ASC (fixed format ASCII)

This type of data may be exported from another program and may be used by the triple-s standard.

CSV (comma separated values (also know as comma delimited))

This type of file is normally output from a spreadsheet program, database or statistical package.  It may need some changes before it can be used as a data file.

CBE

Binary file in Quantum format.

CSI

A rare form of column binary file.  If a card image file is supplied to you and the total byte size of the data file is exactly divisible by 160, it is likely to be a CSI file.  If the total byte size of the file is exactly divisible by 162, the file may be a CSI file that includes termination controls at the end of each line.

Verbatim files

In CSV type data files, verbatim question answers are stored in the data file with the other question data.

If the project contains verbatim questions and the data is a raw data type, then the verbatim answers are stored in a separate Verbatim CSV file.

When a raw data file is opened, you can (optionally) read the associated verbatim file to get the verbatim text.  The verbatim answers are checked against the main data file and any duplicates are removed.  A log of any inconsistencies found will be shown.

If you have included the verbatim data then a new verbatim file will be saved when the main raw data file is saved.  A copy of the original verbatim file will be kept in the Archive folder.

Data file structures

For information about the layout of data in a data file, see User Guide, Handling raw data.

See also the special requirements for CATI data files.

All native data file types except CSI have lines; each line ends with two termination characters, CR (carriage return) and a LF (line feed).  Lines vary in length as blank columns at the end of card are not usually written to the file.

Data files from other operating systems, for example UNIX, may only have a LF (line feed) at the end of each line.

In byte swapped files, each pair of bytes (characters) have been swapped in the file; this can accidentally happen when moving files between different types of computer.

UNI

This is the data file type normally used in the default character data mode.

This is an ordinary character data file often known as "fixed format".  This type of file may be produced by a line editor or word processor, or it may be output from a variety of programs, such as scanning (OMR and OCR) software, databases or statistics packages.

If codes V and X are used in ASCII data, they will be displayed as & (ampersand) and - (minus) respectively.

ASC (ASCII character)

This is the data file type normally used in older programs.

This is an ordinary character data file often known as "fixed format ASCII".  This type of file may be produced by a line editor or word processor, or it may be output from a variety of programs, such as scanning (OMR and OCR) software, databases or statistics packages.

If codes V and X are used in ASCII data, they will be displayed as & (ampersand) and - (minus) respectively.

CBA (QPSMR binary)

This is the data file type normally used in binary mode.

Column binary data is stored at the rate of one column per two bytes.
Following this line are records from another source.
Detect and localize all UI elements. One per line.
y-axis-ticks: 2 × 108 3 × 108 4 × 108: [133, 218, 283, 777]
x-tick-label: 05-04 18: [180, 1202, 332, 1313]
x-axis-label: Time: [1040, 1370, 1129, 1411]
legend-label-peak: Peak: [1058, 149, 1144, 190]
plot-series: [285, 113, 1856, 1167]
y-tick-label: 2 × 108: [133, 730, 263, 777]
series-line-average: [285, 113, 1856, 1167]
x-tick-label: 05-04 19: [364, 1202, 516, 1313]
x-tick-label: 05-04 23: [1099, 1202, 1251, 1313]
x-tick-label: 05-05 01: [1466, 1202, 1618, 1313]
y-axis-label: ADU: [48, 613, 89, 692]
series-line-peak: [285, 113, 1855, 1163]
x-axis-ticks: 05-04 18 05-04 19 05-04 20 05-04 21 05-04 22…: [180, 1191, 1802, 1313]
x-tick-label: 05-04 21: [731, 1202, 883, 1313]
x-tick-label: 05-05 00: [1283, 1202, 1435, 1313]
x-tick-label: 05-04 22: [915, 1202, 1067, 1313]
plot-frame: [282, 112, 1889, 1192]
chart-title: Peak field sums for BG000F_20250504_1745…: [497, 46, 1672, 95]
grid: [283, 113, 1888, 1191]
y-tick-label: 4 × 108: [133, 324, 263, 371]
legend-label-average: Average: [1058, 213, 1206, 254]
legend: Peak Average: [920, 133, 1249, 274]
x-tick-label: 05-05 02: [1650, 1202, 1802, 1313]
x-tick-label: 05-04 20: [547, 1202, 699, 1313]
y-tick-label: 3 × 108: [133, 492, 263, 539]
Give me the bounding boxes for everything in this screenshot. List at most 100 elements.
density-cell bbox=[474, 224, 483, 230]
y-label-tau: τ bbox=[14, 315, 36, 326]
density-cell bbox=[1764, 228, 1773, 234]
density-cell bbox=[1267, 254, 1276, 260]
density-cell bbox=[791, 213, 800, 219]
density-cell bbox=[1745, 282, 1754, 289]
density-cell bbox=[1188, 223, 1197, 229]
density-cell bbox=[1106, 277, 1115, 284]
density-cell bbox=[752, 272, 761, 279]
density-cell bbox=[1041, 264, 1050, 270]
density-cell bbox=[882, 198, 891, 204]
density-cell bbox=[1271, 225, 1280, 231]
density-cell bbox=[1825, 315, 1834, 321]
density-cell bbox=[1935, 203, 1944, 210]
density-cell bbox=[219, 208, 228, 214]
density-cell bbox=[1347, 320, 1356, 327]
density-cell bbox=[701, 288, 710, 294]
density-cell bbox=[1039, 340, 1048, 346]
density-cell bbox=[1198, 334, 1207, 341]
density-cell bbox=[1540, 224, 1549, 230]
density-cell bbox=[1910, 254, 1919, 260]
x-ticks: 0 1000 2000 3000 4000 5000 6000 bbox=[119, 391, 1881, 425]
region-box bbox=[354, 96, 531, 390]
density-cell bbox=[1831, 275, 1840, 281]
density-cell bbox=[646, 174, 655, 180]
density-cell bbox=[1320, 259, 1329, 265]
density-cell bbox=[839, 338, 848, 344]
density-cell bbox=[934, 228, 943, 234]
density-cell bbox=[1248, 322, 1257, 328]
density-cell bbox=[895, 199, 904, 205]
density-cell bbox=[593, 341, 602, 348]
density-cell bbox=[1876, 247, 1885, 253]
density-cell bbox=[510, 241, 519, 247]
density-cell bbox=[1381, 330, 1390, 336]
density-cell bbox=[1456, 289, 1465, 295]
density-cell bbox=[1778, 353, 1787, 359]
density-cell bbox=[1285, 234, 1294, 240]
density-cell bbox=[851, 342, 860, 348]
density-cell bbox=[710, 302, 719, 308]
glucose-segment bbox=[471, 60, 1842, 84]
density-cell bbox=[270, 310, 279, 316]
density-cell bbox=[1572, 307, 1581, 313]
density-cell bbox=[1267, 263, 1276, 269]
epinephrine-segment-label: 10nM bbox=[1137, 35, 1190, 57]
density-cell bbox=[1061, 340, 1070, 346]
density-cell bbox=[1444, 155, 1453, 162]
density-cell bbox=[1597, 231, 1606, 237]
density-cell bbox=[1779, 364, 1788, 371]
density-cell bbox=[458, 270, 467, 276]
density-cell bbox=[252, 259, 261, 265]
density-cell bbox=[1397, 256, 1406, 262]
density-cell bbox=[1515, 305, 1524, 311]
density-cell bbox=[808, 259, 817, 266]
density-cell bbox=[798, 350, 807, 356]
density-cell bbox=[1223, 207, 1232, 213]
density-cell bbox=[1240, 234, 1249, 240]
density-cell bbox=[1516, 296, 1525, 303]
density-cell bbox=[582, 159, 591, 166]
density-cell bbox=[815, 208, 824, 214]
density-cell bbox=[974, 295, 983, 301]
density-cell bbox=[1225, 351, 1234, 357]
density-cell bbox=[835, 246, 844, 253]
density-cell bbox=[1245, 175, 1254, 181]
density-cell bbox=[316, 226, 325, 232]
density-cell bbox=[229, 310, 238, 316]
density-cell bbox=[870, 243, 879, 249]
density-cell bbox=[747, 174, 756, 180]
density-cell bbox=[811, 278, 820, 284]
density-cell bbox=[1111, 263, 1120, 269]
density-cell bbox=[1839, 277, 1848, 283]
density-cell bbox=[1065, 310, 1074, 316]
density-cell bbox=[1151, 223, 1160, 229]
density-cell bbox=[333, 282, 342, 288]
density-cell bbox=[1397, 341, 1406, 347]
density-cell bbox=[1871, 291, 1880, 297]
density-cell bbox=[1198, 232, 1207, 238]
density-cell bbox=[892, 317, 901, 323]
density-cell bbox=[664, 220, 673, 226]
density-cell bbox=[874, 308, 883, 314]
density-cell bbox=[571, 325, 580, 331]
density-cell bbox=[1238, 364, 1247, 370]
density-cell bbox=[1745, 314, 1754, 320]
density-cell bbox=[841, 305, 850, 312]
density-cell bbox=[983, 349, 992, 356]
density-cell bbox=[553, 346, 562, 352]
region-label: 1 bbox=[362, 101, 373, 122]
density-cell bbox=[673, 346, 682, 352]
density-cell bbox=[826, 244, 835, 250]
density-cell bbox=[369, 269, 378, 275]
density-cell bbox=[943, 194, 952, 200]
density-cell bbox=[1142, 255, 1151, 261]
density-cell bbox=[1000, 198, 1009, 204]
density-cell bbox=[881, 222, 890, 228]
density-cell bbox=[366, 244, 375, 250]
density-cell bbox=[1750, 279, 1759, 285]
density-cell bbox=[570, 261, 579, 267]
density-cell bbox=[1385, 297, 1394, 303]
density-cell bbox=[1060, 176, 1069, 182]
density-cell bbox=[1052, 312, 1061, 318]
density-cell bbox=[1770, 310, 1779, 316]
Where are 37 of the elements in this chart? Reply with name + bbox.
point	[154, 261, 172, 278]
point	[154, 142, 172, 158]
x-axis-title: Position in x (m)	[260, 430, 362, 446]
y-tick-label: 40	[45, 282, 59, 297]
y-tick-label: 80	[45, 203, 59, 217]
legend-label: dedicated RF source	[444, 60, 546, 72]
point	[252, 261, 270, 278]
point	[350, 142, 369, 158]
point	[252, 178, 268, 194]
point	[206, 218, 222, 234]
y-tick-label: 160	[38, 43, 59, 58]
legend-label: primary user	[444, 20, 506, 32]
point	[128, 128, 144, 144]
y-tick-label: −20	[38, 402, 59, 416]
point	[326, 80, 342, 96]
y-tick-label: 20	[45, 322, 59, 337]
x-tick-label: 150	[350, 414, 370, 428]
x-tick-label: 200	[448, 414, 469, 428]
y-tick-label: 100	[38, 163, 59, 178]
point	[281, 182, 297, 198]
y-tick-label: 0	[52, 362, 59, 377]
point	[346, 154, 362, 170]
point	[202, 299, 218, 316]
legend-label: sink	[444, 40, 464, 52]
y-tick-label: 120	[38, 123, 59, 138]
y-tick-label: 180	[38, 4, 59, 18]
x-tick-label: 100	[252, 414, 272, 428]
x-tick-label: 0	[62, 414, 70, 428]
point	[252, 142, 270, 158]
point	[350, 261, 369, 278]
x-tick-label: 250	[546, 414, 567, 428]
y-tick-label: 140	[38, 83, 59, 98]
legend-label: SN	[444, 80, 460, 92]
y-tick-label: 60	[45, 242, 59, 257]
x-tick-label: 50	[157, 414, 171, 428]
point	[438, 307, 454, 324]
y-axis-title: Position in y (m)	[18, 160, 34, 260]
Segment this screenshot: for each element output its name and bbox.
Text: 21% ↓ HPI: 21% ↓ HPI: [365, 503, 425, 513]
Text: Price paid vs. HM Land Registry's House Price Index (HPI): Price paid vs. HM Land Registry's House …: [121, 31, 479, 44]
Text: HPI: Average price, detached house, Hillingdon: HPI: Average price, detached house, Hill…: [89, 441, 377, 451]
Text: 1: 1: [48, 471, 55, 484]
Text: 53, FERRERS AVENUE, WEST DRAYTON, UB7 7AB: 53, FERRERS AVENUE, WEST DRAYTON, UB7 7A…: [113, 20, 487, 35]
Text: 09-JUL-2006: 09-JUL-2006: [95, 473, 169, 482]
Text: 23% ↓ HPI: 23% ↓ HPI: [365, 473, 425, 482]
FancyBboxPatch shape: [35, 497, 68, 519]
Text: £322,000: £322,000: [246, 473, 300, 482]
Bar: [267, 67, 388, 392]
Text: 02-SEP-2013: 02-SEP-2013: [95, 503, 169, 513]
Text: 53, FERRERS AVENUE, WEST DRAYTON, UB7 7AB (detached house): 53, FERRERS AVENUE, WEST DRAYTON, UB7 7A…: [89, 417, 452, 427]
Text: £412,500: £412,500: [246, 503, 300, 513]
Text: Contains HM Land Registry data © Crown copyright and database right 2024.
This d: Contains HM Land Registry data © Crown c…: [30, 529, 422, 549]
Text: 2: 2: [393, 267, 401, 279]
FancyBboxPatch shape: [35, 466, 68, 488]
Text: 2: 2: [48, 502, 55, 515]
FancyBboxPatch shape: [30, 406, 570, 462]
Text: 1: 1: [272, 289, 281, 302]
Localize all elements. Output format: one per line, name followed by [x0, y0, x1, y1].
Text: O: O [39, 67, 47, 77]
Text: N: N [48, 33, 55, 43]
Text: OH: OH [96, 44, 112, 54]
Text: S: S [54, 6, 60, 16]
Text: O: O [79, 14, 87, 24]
The columns are split into two parts:

the first part VX0123 is stored in the first byte

the second part 456789 in the second byte

These parts are placed in the least significant six bits in each byte, giving each character a value between 0 (no codes) and 63 (all six codes). A blank (32) is then added to each character to give a value between 32 (no codes) and 95 (all six codes).

An 80 column card will produce a line of up to 160 valid printable ASCII characters, which means that CBA files can be handled by all the standard file handling programs.  A standard sort program can be used with reverse set (highest first).

CBE (Quantum binary)

This data file type is similar to ASC except that multi-coded columns are allowed and replaced by an asterisk.  If there are any multi-coded columns then the last column on the card is followed by a DEL character (ASCII 127), which is followed by a pair of characters for each asterisk.

Each pair of characters is similar to CBA format except that an "@" (64) is added to each character, giving a value between 64 (no codes) and 127 (all six codes).  Unfortunately, the value for all six codes (127) forms the DEL character which may prevent the transfer of CBT files over a computer link.

Columns that contain ASCII 32 through 126 (except 42) are not treated as multi-coded, the relevant character is placed in the column.

CSI (IBM 360 binary)

In this data file type column binary data is stored at the rate of one column per two bytes. The columns are split into two parts:

VX0123 in the first byte

456789 in the second byte

These parts are placed in the least significant six bits in each byte, giving each character a value between 0 (no codes) and 63 (all six codes).

This file type is not split into lines.  Every card (line) uses the same space (usually 80 columns, 160 bytes).  Sometimes line ends are added and these can be removed in the Raw data view window by setting the padding to 2 (or 1) in the treatment.